ESTRUTURA E CARGA TRIBUTÁRIA

É importante lembrar que a grande quanti­dade de impostos e a alta carga tributária sobre os produtos (que na gasolina, supera os 44%, no etanol, 26%, e no diesel, 23%, conforme o esta­do) impedem que a fiscalização seja eficiente e, também por esse motivo, fomentam a sonegação e toda sorte de fraudes, já que os montantes apu­rados com esses crimes são de grande vulto, e, portanto, muito atraentes, e as punições, raras.

Ademais, há as alíquotas de ICMS variáveis para as vendas interestaduais, outra brecha que facilita desvios e sonegação; o “sonegador con­tumaz”; a isenção de impostos no etanol anidro, que gera o “álcool molhado”, vendido como eta­nol hidratado, entre outras mutretas.

LIBERAÇÃO DO CAOS

Mas, voltando às intenções governamentais. No dia 11 de junho foi publicada a Resolução nº 12/2019 do Conselho Nacional de Política Energé­tica (CNPE) que, ao definir diretrizes para a promo­ção da livre concorrência no setor, acaba com a es­trutura de comercialização existente, por mesclar atribuições de diferentes agentes de comercializa­ção dos combustíveis: produtores, distribuidoras, TRRs, pontos de abastecimento (PAs) e postos.

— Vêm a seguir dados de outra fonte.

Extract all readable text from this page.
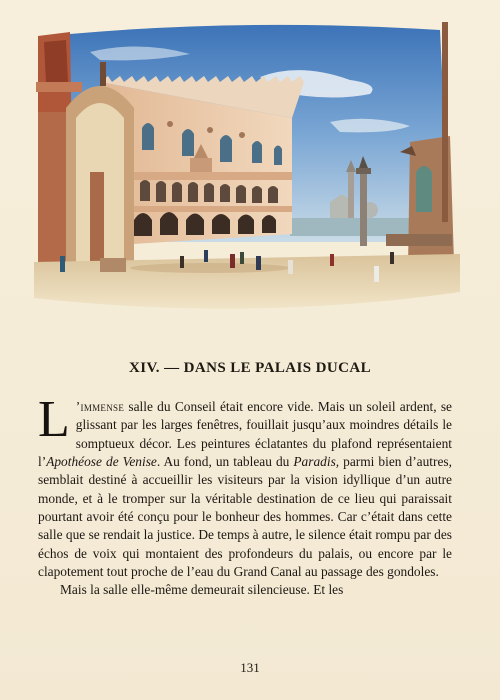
XIV. — DANS LE PALAIS DUCAL

L ’immense salle du Conseil était encore vide. Mais un soleil ardent, se glissant par les larges fenêtres, fouillait jusqu’aux moindres détails le somptueux décor. Les peintures éclatantes du plafond représentaient l’Apothéose de Venise. Au fond, un tableau du Paradis, parmi bien d’autres, semblait destiné à accueillir les visiteurs par la vision idyllique d’un autre monde, et à le tromper sur la véritable destination de ce lieu qui paraissait pourtant avoir été conçu pour le bonheur des hommes. Car c’était dans cette salle que se rendait la justice. De temps à autre, le silence était rompu par des échos de voix qui montaient des profondeurs du palais, ou encore par le clapotement tout proche de l’eau du Grand Canal au passage des gondoles.

Mais la salle elle-même demeurait silencieuse. Et les

131
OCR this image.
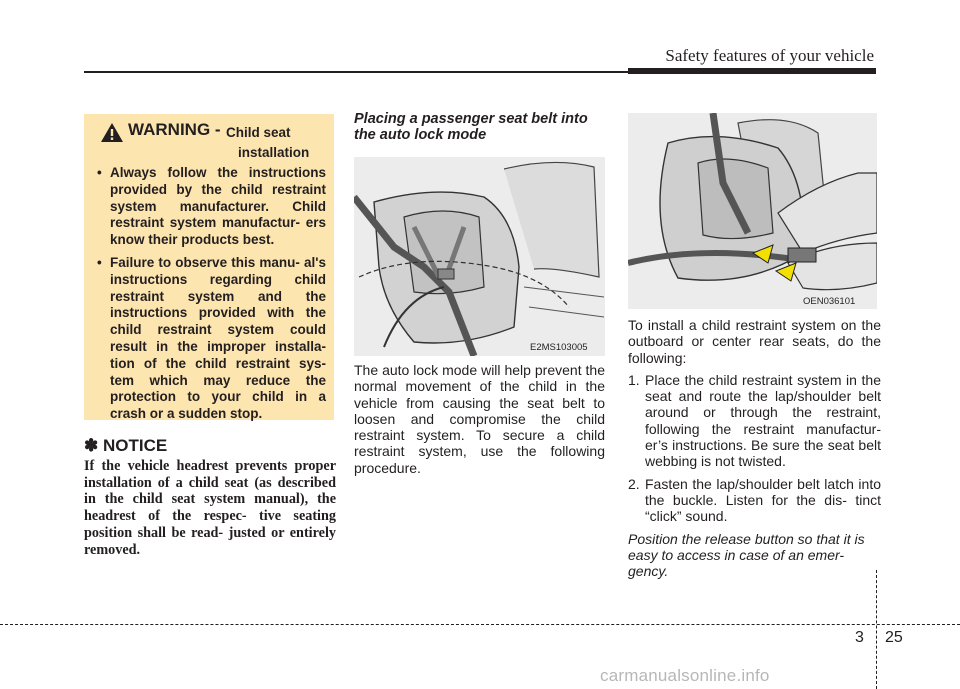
Safety features of your vehicle
WARNING - Child seat
installation
• Always follow the instructions provided by the child restraint system manufacturer. Child restraint system manufactur- ers know their products best.
• Failure to observe this manu- al's instructions regarding child restraint system and the instructions provided with the child restraint system could result in the improper installa- tion of the child restraint sys- tem which may reduce the protection to your child in a crash or a sudden stop.
✽ NOTICE
If the vehicle headrest prevents proper installation of a child seat (as described in the child seat system manual), the headrest of the respec- tive seating position shall be read- justed or entirely removed.
Placing a passenger seat belt into the auto lock mode
E2MS103005
The auto lock mode will help prevent the normal movement of the child in the vehicle from causing the seat belt to loosen and compromise the child restraint system. To secure a child restraint system, use the following procedure.
OEN036101
To install a child restraint system on the outboard or center rear seats, do the following:
1. Place the child restraint system in the seat and route the lap/shoulder belt around or through the restraint, following the restraint manufactur- er’s instructions. Be sure the seat belt webbing is not twisted.
2. Fasten the lap/shoulder belt latch into the buckle. Listen for the dis- tinct “click” sound.
Position the release button so that it is easy to access in case of an emer- gency.
3 25
carmanualsonline.info
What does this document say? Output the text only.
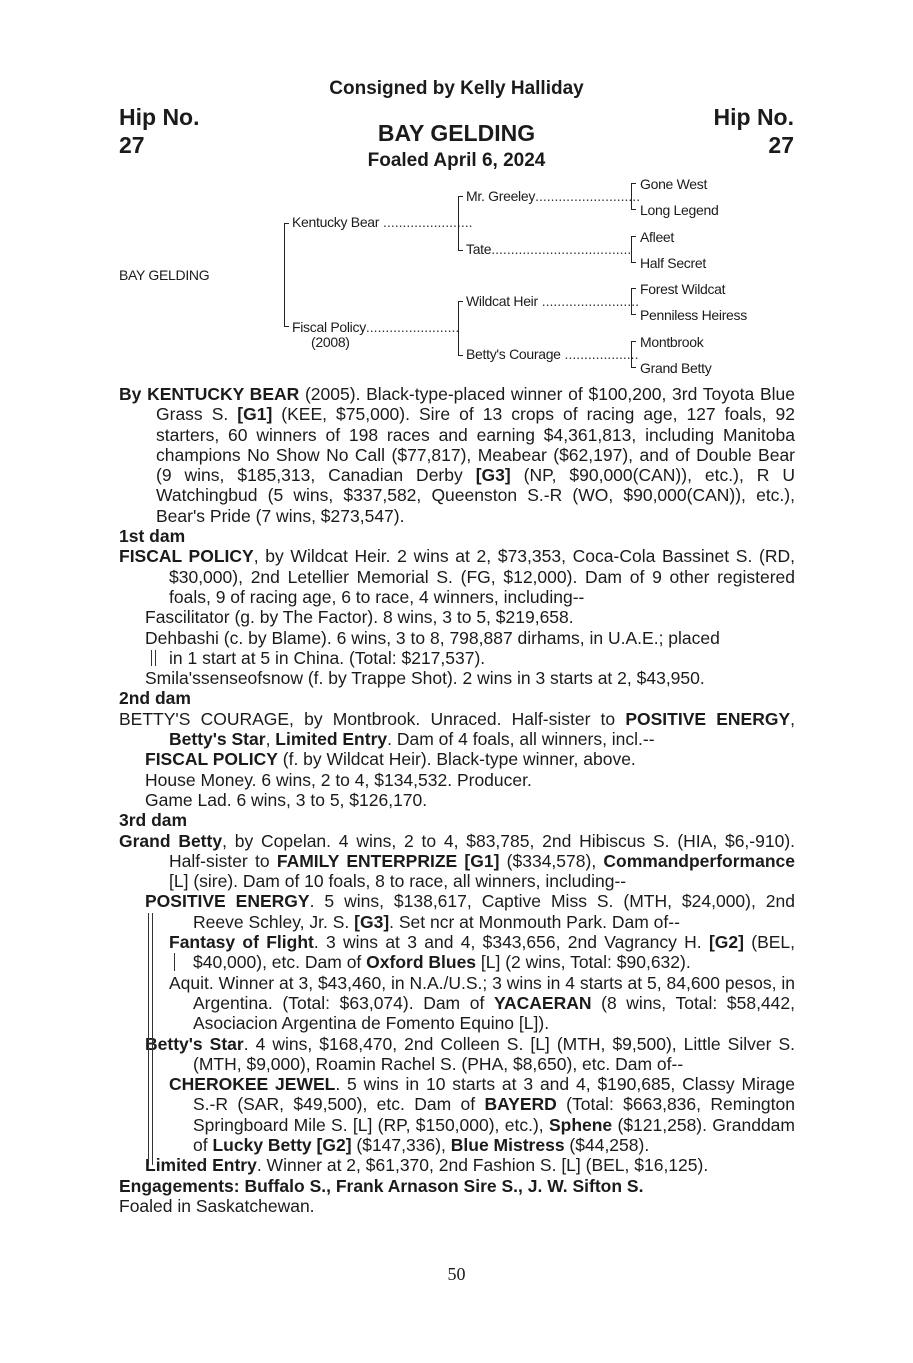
Consigned by Kelly Halliday
Hip No.
27
Hip No.
27
BAY GELDING
Foaled April 6, 2024
BAY GELDING
Kentucky Bear .......................
Fiscal Policy........................
(2008)
Mr. Greeley...........................
Tate....................................
Wildcat Heir .........................
Betty's Courage ...................
Gone West
Long Legend
Afleet
Half Secret
Forest Wildcat
Penniless Heiress
Montbrook
Grand Betty

By KENTUCKY BEAR (2005). Black-type-placed winner of $100,200, 3rd Toyota Blue Grass S. [G1] (KEE, $75,000). Sire of 13 crops of racing age, 127 foals, 92 starters, 60 winners of 198 races and earning $4,361,813, including Manitoba champions No Show No Call ($77,817), Meabear ($62,197), and of Double Bear (9 wins, $185,313, Canadian Derby [G3] (NP, $90,000(CAN)), etc.), R U Watchingbud (5 wins, $337,582, Queenston S.-R (WO, $90,000(CAN)), etc.), Bear's Pride (7 wins, $273,547).

1st dam

FISCAL POLICY, by Wildcat Heir. 2 wins at 2, $73,353, Coca-Cola Bassinet S. (RD, $30,000), 2nd Letellier Memorial S. (FG, $12,000). Dam of 9 other registered foals, 9 of racing age, 6 to race, 4 winners, including--

Fascilitator (g. by The Factor). 8 wins, 3 to 5, $219,658.

Dehbashi (c. by Blame). 6 wins, 3 to 8, 798,887 dirhams, in U.A.E.; placed

in 1 start at 5 in China. (Total: $217,537).

Smila'ssenseofsnow (f. by Trappe Shot). 2 wins in 3 starts at 2, $43,950.

2nd dam

BETTY'S COURAGE, by Montbrook. Unraced. Half-sister to POSITIVE ENERGY, Betty's Star, Limited Entry. Dam of 4 foals, all winners, incl.--

FISCAL POLICY (f. by Wildcat Heir). Black-type winner, above.

House Money. 6 wins, 2 to 4, $134,532. Producer.

Game Lad. 6 wins, 3 to 5, $126,170.

3rd dam

Grand Betty, by Copelan. 4 wins, 2 to 4, $83,785, 2nd Hibiscus S. (HIA, $6,-910). Half-sister to FAMILY ENTERPRIZE [G1] ($334,578), Commandperformance [L] (sire). Dam of 10 foals, 8 to race, all winners, including--

POSITIVE ENERGY. 5 wins, $138,617, Captive Miss S. (MTH, $24,000), 2nd Reeve Schley, Jr. S. [G3]. Set ncr at Monmouth Park. Dam of--

Fantasy of Flight. 3 wins at 3 and 4, $343,656, 2nd Vagrancy H. [G2] (BEL, $40,000), etc. Dam of Oxford Blues [L] (2 wins, Total: $90,632).

Aquit. Winner at 3, $43,460, in N.A./U.S.; 3 wins in 4 starts at 5, 84,600 pesos, in Argentina. (Total: $63,074). Dam of YACAERAN (8 wins, Total: $58,442, Asociacion Argentina de Fomento Equino [L]).

Betty's Star. 4 wins, $168,470, 2nd Colleen S. [L] (MTH, $9,500), Little Silver S. (MTH, $9,000), Roamin Rachel S. (PHA, $8,650), etc. Dam of--

CHEROKEE JEWEL. 5 wins in 10 starts at 3 and 4, $190,685, Classy Mirage S.-R (SAR, $49,500), etc. Dam of BAYERD (Total: $663,836, Remington Springboard Mile S. [L] (RP, $150,000), etc.), Sphene ($121,258). Granddam of Lucky Betty [G2] ($147,336), Blue Mistress ($44,258).

Limited Entry. Winner at 2, $61,370, 2nd Fashion S. [L] (BEL, $16,125).

Engagements: Buffalo S., Frank Arnason Sire S., J. W. Sifton S.

Foaled in Saskatchewan.

50
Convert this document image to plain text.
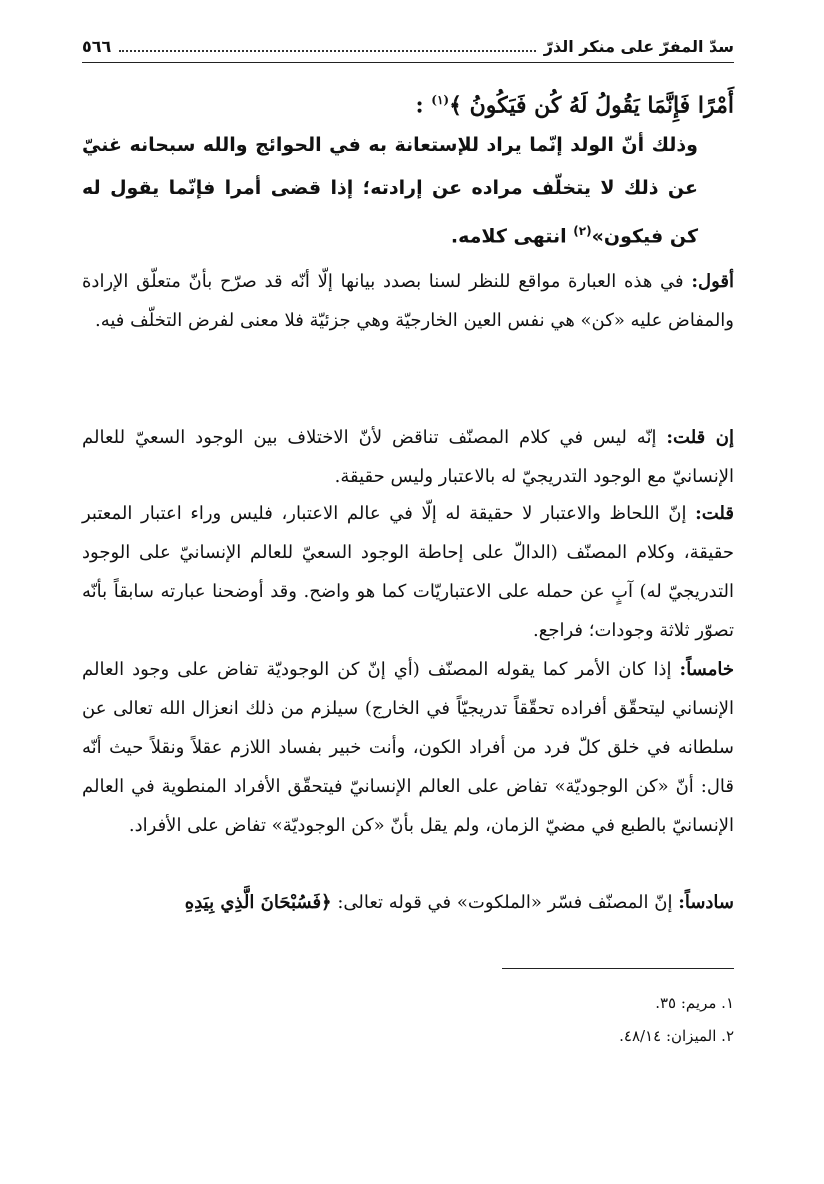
سدّ المفرّ على منكر الذرّ
٥٦٦

أَمْرًا فَإِنَّمَا يَقُولُ لَهُ كُن فَيَكُونُ ﴾$^{(١)}$ :

وذلك أنّ الولد إنّما يراد للإستعانة به في الحوائج والله سبحانه غنيّ عن ذلك لا يتخلّف مراده عن إرادته؛ إذا قضى أمرا فإنّما يقول له كن فيكون»$^{(٢)}$ انتهى كلامه.

أقول: في هذه العبارة مواقع للنظر لسنا بصدد بيانها إلّا أنّه قد صرّح بأنّ متعلّق الإرادة والمفاض عليه «كن» هي نفس العين الخارجيّة وهي جزئيّة فلا معنى لفرض التخلّف فيه.

إن قلت: إنّه ليس في كلام المصنّف تناقض لأنّ الاختلاف بين الوجود السعيّ للعالم الإنسانيّ مع الوجود التدريجيّ له بالاعتبار وليس حقيقة.

قلت: إنّ اللحاظ والاعتبار لا حقيقة له إلّا في عالم الاعتبار، فليس وراء اعتبار المعتبر حقيقة، وكلام المصنّف (الدالّ على إحاطة الوجود السعيّ للعالم الإنسانيّ على الوجود التدريجيّ له) آبٍ عن حمله على الاعتباريّات كما هو واضح. وقد أوضحنا عبارته سابقاً بأنّه تصوّر ثلاثة وجودات؛ فراجع.

خامساً: إذا كان الأمر كما يقوله المصنّف (أي إنّ كن الوجوديّة تفاض على وجود العالم الإنساني ليتحقّق أفراده تحقّقاً تدريجيّاً في الخارج) سيلزم من ذلك انعزال الله تعالى عن سلطانه في خلق كلّ فرد من أفراد الكون، وأنت خبير بفساد اللازم عقلاً ونقلاً حيث أنّه قال: أنّ «كن الوجوديّة» تفاض على العالم الإنسانيّ فيتحقّق الأفراد المنطوية في العالم الإنسانيّ بالطبع في مضيّ الزمان، ولم يقل بأنّ «كن الوجوديّة» تفاض على الأفراد.

سادساً: إنّ المصنّف فسّر «الملكوت» في قوله تعالى: ﴿فَسُبْحَانَ الَّذِي بِيَدِهِ

١. مريم: ٣٥.
٢. الميزان: ٤٨/١٤.
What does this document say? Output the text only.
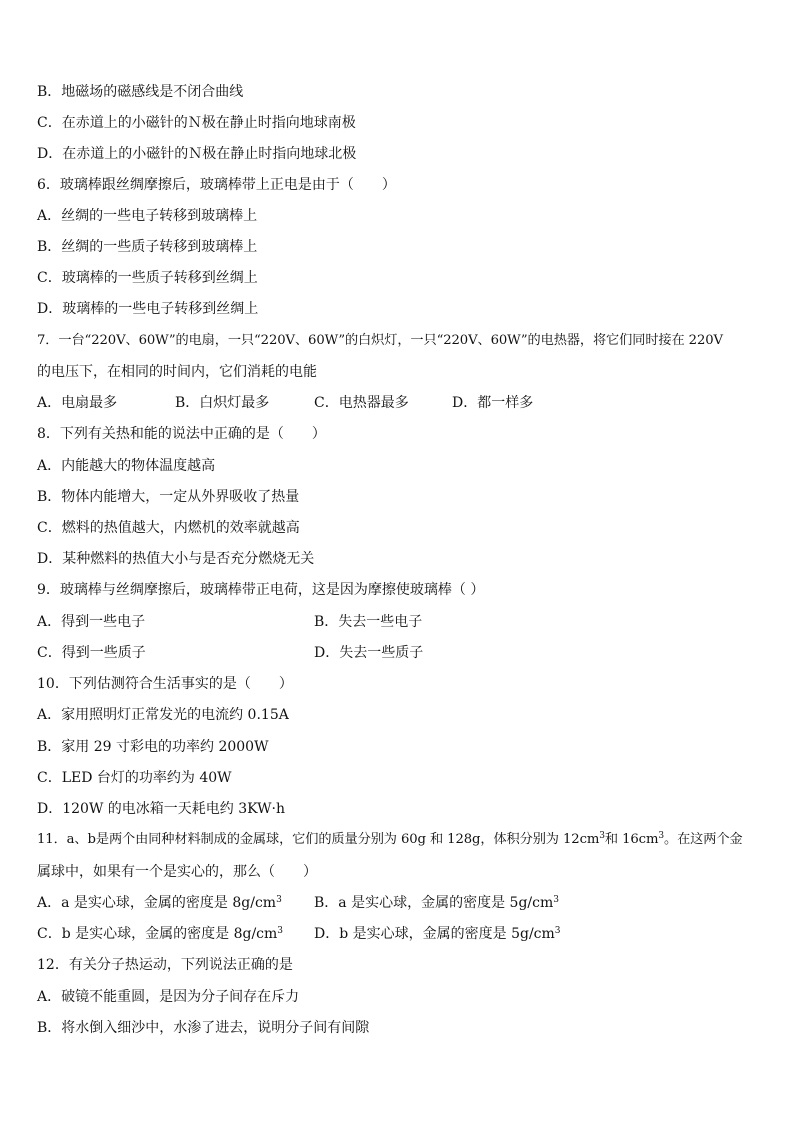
B．地磁场的磁感线是不闭合曲线
C．在赤道上的小磁针的Ｎ极在静止时指向地球南极
D．在赤道上的小磁针的Ｎ极在静止时指向地球北极
6．玻璃棒跟丝绸摩擦后，玻璃棒带上正电是由于（　　）
A．丝绸的一些电子转移到玻璃棒上
B．丝绸的一些质子转移到玻璃棒上
C．玻璃棒的一些质子转移到丝绸上
D．玻璃棒的一些电子转移到丝绸上
7．一台“220V、60W”的电扇，一只“220V、60W”的白炽灯，一只“220V、60W”的电热器，将它们同时接在 220V
的电压下，在相同的时间内，它们消耗的电能
A．电扇最多	B．白炽灯最多	C．电热器最多	D．都一样多
8．下列有关热和能的说法中正确的是（　　）
A．内能越大的物体温度越高
B．物体内能增大，一定从外界吸收了热量
C．燃料的热值越大，内燃机的效率就越高
D．某种燃料的热值大小与是否充分燃烧无关
9．玻璃棒与丝绸摩擦后，玻璃棒带正电荷，这是因为摩擦使玻璃棒（ ）
A．得到一些电子	B．失去一些电子
C．得到一些质子	D．失去一些质子
10．下列估测符合生活事实的是（　　）
A．家用照明灯正常发光的电流约 0.15A
B．家用 29 寸彩电的功率约 2000W
C．LED 台灯的功率约为 40W
D．120W 的电冰箱一天耗电约 3KW·h
11．a、b是两个由同种材料制成的金属球，它们的质量分别为 60g 和 128g，体积分别为 $12cm^3$和 $16cm^3$。在这两个金
属球中，如果有一个是实心的，那么（　　）
A．a 是实心球，金属的密度是 $8g/cm^3$ B．a 是实心球，金属的密度是 $5g/cm^3$
C．b 是实心球，金属的密度是 $8g/cm^3$ D．b 是实心球，金属的密度是 $5g/cm^3$
12．有关分子热运动，下列说法正确的是
A．破镜不能重圆，是因为分子间存在斥力
B．将水倒入细沙中，水渗了进去，说明分子间有间隙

A resolução determina que ANP e o Ministério da Economia priorizem a conclusão de estudos e a adoção de medidas para o incremento da livre con­corrência no setor, objetivando a queda nos pre­ços. Para a revenda, o ponto mais preocupante é o inciso III, do artigo 1º, destacado abaixo, que libera:

Comercialização, por produtor, de etanol combustível hidratado com revendedor vare­jista de combustíveis automotivos e TRR.

A revenda classifica essa medida como uma “aventura irresponsável”, caso as distorções existentes na comercialização, em particular a sonegação (estimada em R$ 2,7 bilhões por ano), não sejam corrigidas. “Ao tentar concorrer com quem sonega impostos e adultera e rouba produtos as empresas sérias só perdem ou, então, são atiradas no jogo, para não falir”, declara o presidente do Sincopetro, José Alberto (Zeca) Paiva Gouveia. “Não dá para fazer frente à concorrência desleal”, desabafa.

No caso do posto, basta não ter bandeira para poder comprar direto da usina. Certo? Sim, mas essa operação só será viável se esse fornecedor estiver nas proximida­des do estabelecimento. Nem todos os estados produ­zem etanol e, na ausência de estrutura de transporte como a de uma distribuidora, o custo da logística tenderá a aumentar quase 25%, como mostra estudo da Leggio Consultoria, divulgado na edição anterior. Mesmo com a permissão para que TRRs igualmente comprem direto de usinas e comercializem etanol (e também gasolina e diesel B) com postos e pontos de abastecimento, como ainda propõe a resolução.

VERTICALIZAÇÃO: PRIMEIROS PASSOS

Mas a venda direta e a liberdade para que TRRs comer­cializem todos os combustíveis são apenas os primeiros passos da verticalização, delineada claramente quando o CNPE faz recomendações quanto à tributação no setor.

A resolução determina que o prazo para a liberação da venda direta de usinas a revendedores (varejistas e re­talhistas) será de até 120 dias, contados a partir de publi­cação de lei que estabeleça a monofasia tributária federal sobre os combustíveis em geral. Entretanto, a viabilidade dessa lei sobre unificação de tributos deverá ser avaliada, em prazo de até 180 dias, pelo Ministério da Economia, ao qual o CNPE recomenda, ainda, buscar a “harmonização dos tributos” (leia-se alíquotas do ICMS) junto aos estados.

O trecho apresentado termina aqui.